Transatlantic Trade and Investment Partnership (TTIP)

The TTIP is a free trade deal currently being negotiated between the European Union and the United States. The implications of the TTIP are as follows:  The most insidious threat is Investor State Dispute Settlement (ISDS), under which corporations would be able to sue governments in secret international tribunals run by corporate lawyers for any measure the government had enacted causing them loss of profits.  Private providers of public services would have recourse to the tribunals. This would make it impossible for future governments to reverse the privatisation of the NHS set in motion by the Health and Social Care Act.

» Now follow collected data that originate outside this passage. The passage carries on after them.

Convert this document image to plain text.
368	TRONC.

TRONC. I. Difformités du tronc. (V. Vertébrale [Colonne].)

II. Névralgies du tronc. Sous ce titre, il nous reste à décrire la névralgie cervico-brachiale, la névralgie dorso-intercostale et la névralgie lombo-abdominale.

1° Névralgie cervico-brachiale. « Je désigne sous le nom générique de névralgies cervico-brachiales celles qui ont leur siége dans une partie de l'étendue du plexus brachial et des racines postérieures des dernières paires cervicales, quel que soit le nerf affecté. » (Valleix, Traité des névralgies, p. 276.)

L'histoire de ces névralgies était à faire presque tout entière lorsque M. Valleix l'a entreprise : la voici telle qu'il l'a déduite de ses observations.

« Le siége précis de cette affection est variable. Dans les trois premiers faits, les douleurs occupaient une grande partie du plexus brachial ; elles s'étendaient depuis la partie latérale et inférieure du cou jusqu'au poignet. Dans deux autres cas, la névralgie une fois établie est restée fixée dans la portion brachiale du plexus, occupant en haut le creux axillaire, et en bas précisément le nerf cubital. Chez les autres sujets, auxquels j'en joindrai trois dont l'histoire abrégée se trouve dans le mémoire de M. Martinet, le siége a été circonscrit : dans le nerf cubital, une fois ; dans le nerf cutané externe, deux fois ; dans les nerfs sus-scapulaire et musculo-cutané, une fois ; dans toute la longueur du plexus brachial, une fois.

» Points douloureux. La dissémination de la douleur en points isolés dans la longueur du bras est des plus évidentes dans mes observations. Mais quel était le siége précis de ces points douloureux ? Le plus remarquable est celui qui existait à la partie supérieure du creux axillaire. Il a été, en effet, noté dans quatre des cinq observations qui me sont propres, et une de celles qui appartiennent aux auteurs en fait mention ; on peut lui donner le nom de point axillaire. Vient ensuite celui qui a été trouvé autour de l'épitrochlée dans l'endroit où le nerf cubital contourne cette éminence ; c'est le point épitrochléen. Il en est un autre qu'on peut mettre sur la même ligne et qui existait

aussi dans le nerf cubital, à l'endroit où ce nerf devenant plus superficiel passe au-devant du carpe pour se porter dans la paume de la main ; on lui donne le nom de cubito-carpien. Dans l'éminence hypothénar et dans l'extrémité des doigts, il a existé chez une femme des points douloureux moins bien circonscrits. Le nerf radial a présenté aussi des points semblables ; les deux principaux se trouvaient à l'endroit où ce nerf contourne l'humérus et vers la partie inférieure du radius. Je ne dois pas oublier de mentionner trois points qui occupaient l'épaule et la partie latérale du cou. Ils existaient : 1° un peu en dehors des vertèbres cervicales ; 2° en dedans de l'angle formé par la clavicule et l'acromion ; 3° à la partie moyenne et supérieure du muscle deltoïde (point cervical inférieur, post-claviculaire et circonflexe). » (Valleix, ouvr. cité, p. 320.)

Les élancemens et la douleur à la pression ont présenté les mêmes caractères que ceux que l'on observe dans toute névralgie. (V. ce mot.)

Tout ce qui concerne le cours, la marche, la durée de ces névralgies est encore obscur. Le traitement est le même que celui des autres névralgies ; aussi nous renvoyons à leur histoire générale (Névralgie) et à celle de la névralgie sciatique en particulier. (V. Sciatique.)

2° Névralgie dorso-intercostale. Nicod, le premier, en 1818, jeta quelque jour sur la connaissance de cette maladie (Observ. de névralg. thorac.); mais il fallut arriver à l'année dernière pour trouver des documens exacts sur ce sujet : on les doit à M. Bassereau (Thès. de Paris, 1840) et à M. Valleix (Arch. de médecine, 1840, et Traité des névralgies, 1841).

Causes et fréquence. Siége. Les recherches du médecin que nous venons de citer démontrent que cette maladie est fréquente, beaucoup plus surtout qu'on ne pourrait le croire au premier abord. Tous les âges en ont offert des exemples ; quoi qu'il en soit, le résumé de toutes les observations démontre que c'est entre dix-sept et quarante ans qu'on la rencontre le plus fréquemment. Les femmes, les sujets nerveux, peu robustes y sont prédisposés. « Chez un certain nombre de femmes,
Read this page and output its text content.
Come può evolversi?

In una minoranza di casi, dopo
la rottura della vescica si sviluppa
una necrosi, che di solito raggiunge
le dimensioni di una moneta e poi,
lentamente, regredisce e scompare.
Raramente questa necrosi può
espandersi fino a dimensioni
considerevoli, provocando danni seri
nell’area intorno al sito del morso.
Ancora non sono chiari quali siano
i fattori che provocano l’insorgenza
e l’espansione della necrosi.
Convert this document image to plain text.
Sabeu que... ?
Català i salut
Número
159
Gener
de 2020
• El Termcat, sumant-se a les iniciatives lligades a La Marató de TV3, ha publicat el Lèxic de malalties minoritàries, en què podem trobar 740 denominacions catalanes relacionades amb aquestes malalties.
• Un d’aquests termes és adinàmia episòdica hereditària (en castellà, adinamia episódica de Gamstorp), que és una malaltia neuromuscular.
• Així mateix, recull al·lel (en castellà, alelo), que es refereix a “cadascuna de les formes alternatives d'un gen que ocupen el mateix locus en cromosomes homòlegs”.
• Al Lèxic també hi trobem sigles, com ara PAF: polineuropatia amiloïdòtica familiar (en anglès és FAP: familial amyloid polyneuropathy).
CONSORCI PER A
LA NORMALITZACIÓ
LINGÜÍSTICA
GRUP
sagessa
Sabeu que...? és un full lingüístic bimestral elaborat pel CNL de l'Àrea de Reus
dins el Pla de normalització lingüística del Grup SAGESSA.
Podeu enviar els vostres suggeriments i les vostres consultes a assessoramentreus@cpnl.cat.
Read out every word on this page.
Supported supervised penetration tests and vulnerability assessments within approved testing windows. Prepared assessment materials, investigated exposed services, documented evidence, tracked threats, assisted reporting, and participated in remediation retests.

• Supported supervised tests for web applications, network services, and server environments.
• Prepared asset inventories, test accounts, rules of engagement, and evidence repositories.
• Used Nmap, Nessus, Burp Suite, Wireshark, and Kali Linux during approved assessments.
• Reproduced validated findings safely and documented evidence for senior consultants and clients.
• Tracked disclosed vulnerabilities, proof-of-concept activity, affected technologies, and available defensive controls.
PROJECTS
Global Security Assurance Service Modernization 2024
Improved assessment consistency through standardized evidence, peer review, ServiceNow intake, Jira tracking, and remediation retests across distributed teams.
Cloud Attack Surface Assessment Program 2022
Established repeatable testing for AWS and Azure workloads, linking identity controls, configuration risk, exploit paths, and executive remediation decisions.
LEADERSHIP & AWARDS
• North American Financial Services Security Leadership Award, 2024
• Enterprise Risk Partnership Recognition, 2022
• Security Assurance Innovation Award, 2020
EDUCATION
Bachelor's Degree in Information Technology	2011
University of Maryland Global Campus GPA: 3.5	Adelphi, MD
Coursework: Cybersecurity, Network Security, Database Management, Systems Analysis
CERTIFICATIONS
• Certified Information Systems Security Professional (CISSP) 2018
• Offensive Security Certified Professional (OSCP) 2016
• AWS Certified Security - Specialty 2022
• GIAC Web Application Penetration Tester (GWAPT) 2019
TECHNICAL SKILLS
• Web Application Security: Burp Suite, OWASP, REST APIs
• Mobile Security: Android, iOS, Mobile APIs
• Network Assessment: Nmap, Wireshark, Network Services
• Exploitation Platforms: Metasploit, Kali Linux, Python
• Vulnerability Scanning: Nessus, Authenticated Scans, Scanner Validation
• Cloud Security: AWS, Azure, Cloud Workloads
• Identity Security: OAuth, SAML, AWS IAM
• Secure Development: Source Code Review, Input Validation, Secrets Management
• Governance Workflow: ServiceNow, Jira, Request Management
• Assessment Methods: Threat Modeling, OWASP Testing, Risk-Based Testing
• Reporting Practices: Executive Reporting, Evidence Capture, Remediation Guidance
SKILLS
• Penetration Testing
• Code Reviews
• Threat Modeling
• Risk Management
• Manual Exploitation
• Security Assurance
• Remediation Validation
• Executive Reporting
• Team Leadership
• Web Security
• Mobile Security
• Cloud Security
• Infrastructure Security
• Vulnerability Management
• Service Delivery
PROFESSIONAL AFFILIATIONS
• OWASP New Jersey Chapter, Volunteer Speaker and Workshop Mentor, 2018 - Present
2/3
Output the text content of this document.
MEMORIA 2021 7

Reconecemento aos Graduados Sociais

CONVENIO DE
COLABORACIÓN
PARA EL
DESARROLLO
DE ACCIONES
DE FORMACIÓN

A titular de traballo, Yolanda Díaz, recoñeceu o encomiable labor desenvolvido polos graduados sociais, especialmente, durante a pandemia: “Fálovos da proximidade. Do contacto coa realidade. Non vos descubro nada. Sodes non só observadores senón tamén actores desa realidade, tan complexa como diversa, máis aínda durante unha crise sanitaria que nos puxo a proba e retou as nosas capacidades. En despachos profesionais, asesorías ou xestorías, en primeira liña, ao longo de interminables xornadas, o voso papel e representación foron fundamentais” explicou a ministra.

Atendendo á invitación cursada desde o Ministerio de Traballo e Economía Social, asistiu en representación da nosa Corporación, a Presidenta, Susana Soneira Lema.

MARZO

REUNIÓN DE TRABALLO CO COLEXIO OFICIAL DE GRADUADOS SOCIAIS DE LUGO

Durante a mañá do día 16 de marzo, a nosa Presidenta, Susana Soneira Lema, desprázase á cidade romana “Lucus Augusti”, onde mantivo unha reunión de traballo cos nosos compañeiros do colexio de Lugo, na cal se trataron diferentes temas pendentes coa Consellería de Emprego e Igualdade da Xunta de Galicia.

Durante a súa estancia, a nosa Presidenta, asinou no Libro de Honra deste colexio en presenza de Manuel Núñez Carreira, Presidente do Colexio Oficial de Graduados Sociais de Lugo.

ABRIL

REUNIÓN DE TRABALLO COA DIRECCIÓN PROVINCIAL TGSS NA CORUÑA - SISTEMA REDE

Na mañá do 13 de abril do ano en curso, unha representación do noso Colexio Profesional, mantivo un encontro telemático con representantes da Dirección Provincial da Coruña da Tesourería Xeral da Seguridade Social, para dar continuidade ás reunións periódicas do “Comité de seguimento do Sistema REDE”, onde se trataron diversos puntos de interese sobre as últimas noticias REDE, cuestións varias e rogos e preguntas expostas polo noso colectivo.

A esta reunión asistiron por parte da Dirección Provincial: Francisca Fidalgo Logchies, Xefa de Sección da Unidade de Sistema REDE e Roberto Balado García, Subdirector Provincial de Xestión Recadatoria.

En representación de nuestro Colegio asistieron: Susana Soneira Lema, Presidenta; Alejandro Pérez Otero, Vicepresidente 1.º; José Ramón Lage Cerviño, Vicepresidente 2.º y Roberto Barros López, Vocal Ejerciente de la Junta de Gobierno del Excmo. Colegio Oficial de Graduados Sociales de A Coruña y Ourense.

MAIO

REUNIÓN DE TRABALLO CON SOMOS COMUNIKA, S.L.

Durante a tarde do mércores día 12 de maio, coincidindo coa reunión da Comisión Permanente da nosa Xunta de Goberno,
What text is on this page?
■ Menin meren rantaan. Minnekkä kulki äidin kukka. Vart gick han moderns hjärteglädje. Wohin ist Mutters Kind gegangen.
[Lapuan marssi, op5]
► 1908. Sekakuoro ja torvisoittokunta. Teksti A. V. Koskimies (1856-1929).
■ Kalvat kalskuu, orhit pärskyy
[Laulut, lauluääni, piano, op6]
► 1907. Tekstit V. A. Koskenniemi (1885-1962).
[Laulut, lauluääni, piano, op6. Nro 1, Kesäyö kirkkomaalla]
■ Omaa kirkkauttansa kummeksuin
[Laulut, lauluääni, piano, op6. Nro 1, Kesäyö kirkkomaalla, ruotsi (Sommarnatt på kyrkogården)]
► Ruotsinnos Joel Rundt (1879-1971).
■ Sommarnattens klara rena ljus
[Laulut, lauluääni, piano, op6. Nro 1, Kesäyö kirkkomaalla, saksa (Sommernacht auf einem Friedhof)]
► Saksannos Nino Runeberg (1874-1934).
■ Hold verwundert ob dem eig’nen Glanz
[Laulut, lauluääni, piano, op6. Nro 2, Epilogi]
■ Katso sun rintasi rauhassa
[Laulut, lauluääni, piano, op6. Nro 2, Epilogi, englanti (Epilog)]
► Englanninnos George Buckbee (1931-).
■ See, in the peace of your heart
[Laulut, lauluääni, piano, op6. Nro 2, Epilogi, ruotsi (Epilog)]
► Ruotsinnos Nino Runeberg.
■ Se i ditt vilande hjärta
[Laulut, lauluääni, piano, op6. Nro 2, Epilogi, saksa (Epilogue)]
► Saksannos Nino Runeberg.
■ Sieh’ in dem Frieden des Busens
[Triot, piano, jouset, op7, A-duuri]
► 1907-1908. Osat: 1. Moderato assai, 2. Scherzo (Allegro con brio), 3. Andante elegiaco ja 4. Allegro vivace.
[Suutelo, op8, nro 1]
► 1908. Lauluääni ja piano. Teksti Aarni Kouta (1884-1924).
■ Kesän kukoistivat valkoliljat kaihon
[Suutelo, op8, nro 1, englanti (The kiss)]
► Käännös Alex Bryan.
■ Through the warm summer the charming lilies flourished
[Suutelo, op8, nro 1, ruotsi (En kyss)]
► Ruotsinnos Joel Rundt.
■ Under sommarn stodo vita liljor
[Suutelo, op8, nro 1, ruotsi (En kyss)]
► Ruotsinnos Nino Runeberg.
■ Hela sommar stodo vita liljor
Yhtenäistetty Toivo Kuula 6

Regulations would be harmonised between the EU and the USA, and we would be left with:
- weaker American standards on workers' rights, food, the environment, animal welfare, health and consumer safety
- weaker European regulations on banks, removing the American Dodd Frank Act, which was implemented in the wake of the 2008 financial crisis, making further banking crises more likely.

Existing copyright laws would be greatly strengthened by the TTIP, threatening our freedom of speech and severely limiting our use of the internet.

Those promoting the TTIP claim it would bring jobs and prosperity, but historical evidence suggests otherwise. Firstly, these claims are remarkably similar to those made before the North American Free Trade Agreement between the USA, Canada and Mexico was passed in 1994, and the reality then was very different. Far from gaining 200,000 jobs as had been promised by President Clinton, the USA lost 680,000 as corporations moved their operations to Mexico to take advantage of cheaper wages.  Secondly, the EU Commission has claimed that a typical family of four in the EU will receive 545 Euros annually as a result of the TTIP.  This is simply not true - the study on which the claim was based stated that this would be the cumulative benefit from 2017 to 2027 - a figure calculated over a decade, not annually, and even this was based on the most optimistic assumptions. In reality the most generous assessment of the benefits of TTIP would amount to one extra cup of coffee a month for each of us.

Of the major political parties in Britain, only the Greens and the Scottish and Welsh Nationalists are opposed to the TTIP - an agreement which hands significant power to private corporations, and which threatens our economic stability and freedom of expression.  The Tories, Labour, Liberal Democrats and UKIP are all in favour.

TTIP negotiations began in July 2013 and the aim is to complete them late in 2015, after the UK general election but before the US presidential election, though this is highly ambitious.